Metaphor, Hospicing, and the Work of Doing Otherwise
DOI:
https://doi.org/10.47061/jasc.v5i2.11340Keywords:
methaphor as method, hospicing, relational praxis, amor mundi, awareness-based systems changeAbstract
This editorial to the Journal of Awareness-Based Systems Change reflects on the tensions and possibilities shaping awareness‑based systems change in a moment marked by intensification—ecological destabilization, remilitarization, democratic backsliding, and widening ontological fractures.
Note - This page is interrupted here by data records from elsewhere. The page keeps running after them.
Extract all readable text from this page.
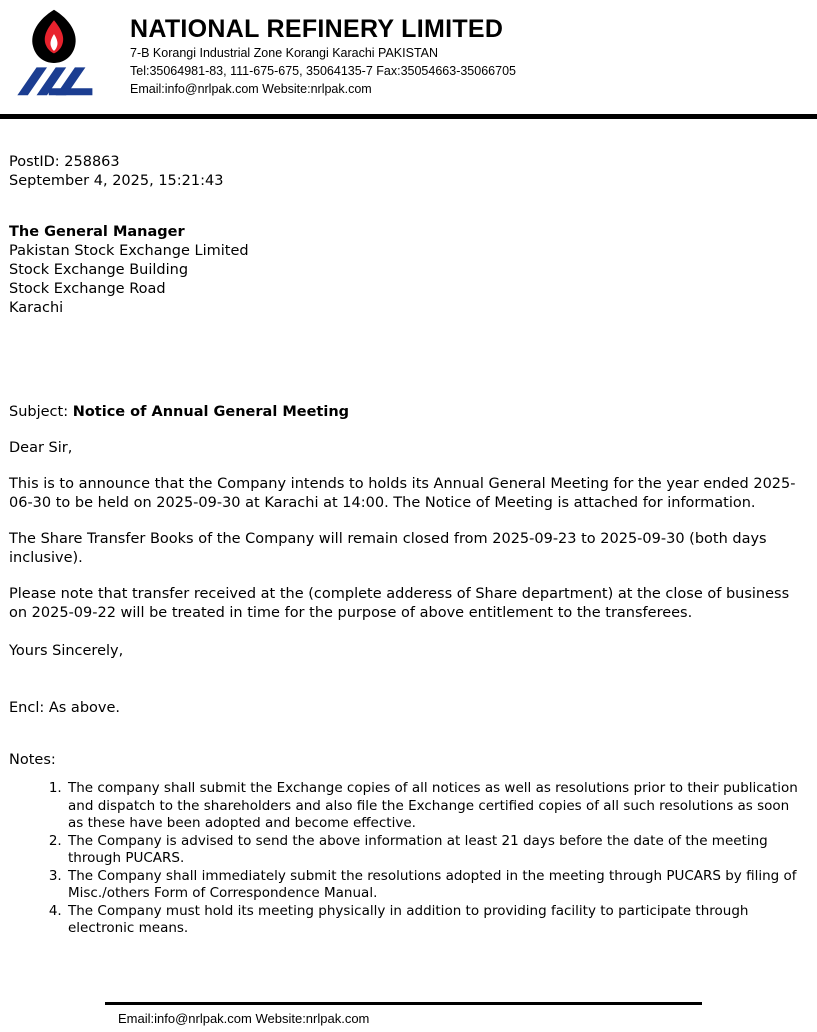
NATIONAL REFINERY LIMITED
7-B Korangi Industrial Zone Korangi Karachi PAKISTAN
Tel:35064981-83, 111-675-675, 35064135-7 Fax:35054663-35066705
Email:info@nrlpak.com Website:nrlpak.com
PostID: 258863
September 4, 2025, 15:21:43
The General Manager
Pakistan Stock Exchange Limited
Stock Exchange Building
Stock Exchange Road
Karachi

Subject: Notice of Annual General Meeting

Dear Sir,

This is to announce that the Company intends to holds its Annual General Meeting for the year ended 2025-06-30 to be held on 2025-09-30 at Karachi at 14:00. The Notice of Meeting is attached for information.

The Share Transfer Books of the Company will remain closed from 2025-09-23 to 2025-09-30 (both days inclusive).

Please note that transfer received at the (complete adderess of Share department) at the close of business on 2025-09-22 will be treated in time for the purpose of above entitlement to the transferees.

Yours Sincerely,

Encl: As above.

Notes:

1. The company shall submit the Exchange copies of all notices as well as resolutions prior to their publication and dispatch to the shareholders and also file the Exchange certified copies of all such resolutions as soon as these have been adopted and become effective.
2. The Company is advised to send the above information at least 21 days before the date of the meeting through PUCARS.
3. The Company shall immediately submit the resolutions adopted in the meeting through PUCARS by filing of Misc./others Form of Correspondence Manual.
4. The Company must hold its meeting physically in addition to providing facility to participate through electronic means.
Email:info@nrlpak.com Website:nrlpak.com
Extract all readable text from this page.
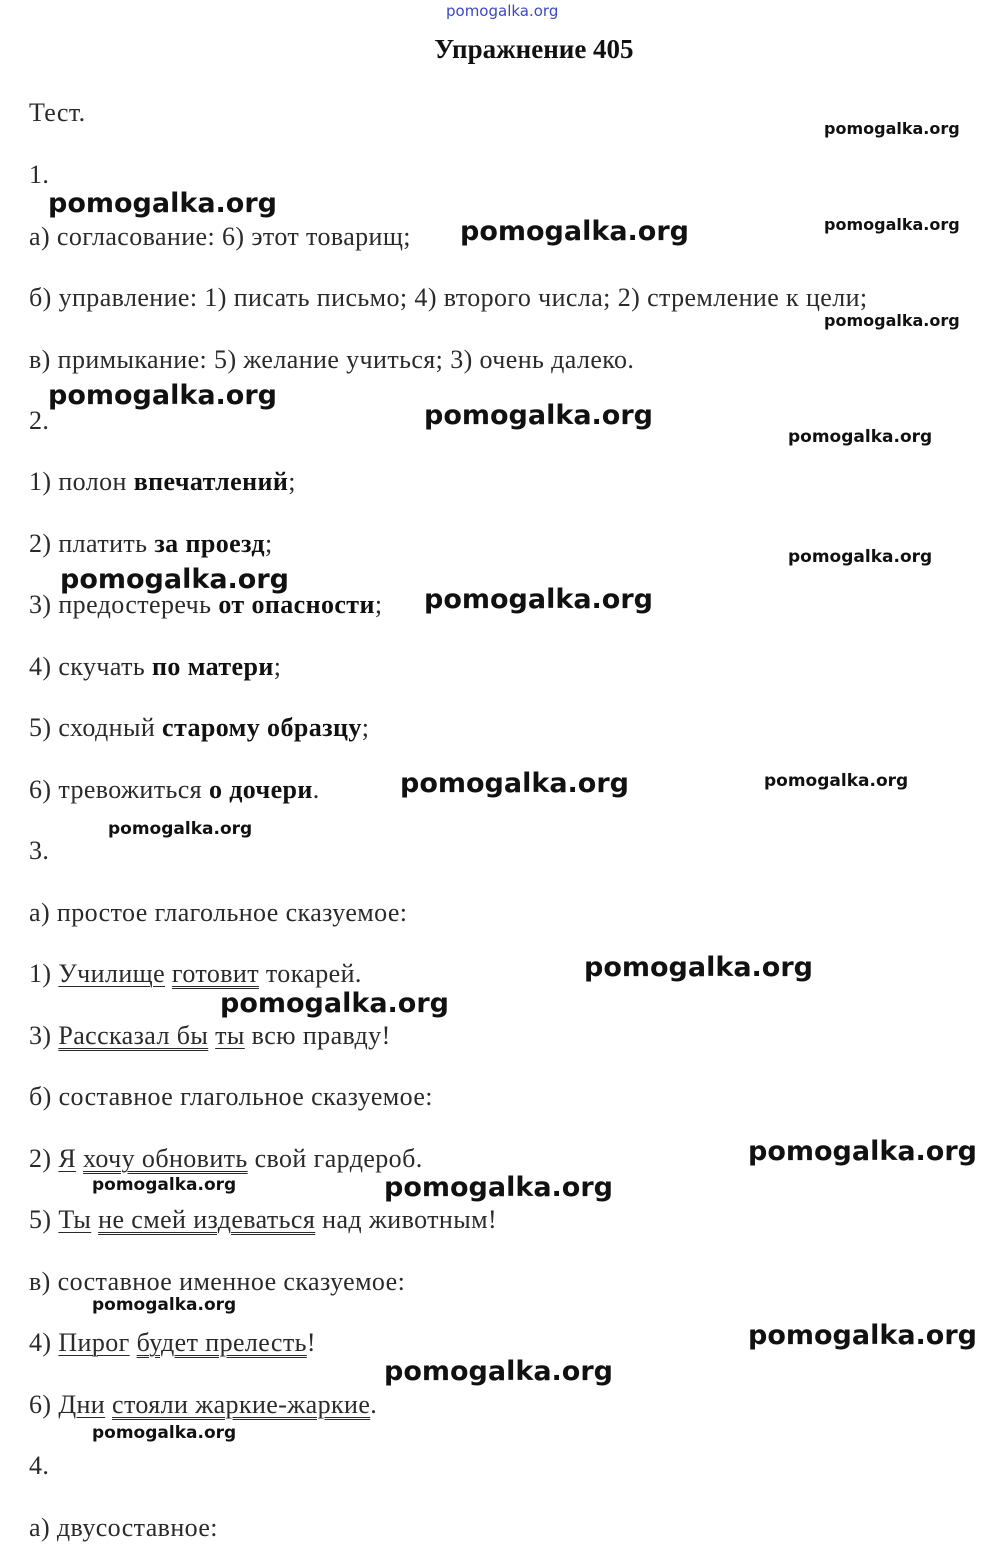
pomogalka.org
Упражнение 405
Тест.
1.
а) согласование: 6) этот товарищ;
б) управление: 1) писать письмо; 4) второго числа; 2) стремление к цели;
в) примыкание: 5) желание учиться; 3) очень далеко.
2.
1) полон впечатлений;
2) платить за проезд;
3) предостеречь от опасности;
4) скучать по матери;
5) сходный старому образцу;
6) тревожиться о дочери.
3.
а) простое глагольное сказуемое:
1) Училище готовит токарей.
3) Рассказал бы ты всю правду!
б) составное глагольное сказуемое:
2) Я хочу обновить свой гардероб.
5) Ты не смей издеваться над животным!
в) составное именное сказуемое:
4) Пирог будет прелесть!
6) Дни стояли жаркие-жаркие.
4.
а) двусоставное:
pomogalka.org
pomogalka.org
pomogalka.org
pomogalka.org
pomogalka.org
pomogalka.org
pomogalka.org
pomogalka.org
pomogalka.org
pomogalka.org
pomogalka.org
pomogalka.org
pomogalka.org
pomogalka.org
pomogalka.org
pomogalka.org
pomogalka.org
pomogalka.org	pomogalka.org
pomogalka.org
pomogalka.org
pomogalka.org
pomogalka.org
Writing from within this turbulence, we explore the demands of speaking and acting with integrity: the pull toward clarity and usefulness, and the countervailing pull toward dwelling, inquiry, and the hospicing of dominant habits of knowing. Drawing on parrhesia, Arendt’s amor mundi, and the relational labour of metaphor—including Indigenous and pluriversal traditions—we consider how metaphor functions as method, inviting forms of attentiveness capable of holding complexity without collapsing difference. We highlight contributions in this issue that work from thresholds and interstitial spaces, where dominant and emergent systems meet, and where reconciliation becomes the practice of staying in relation even when perspectives diverge. The editorial also honours the recent passing of several influential thinkers whose work has shaped this field—John O’Brien, Bill Torbert, Joanna Macy, Ha Vinh Tho, and Nicanor Perlas—and reflects on their shared commitment to bridging inner and outer transformation. We close by marking a milestone for the Journal of Awareness‑Based Systems Change: its acceptance into Scopus, signaling a widening of the conversation and a deepening commitment to rigorous, relational, and praxis‑rooted scholarship.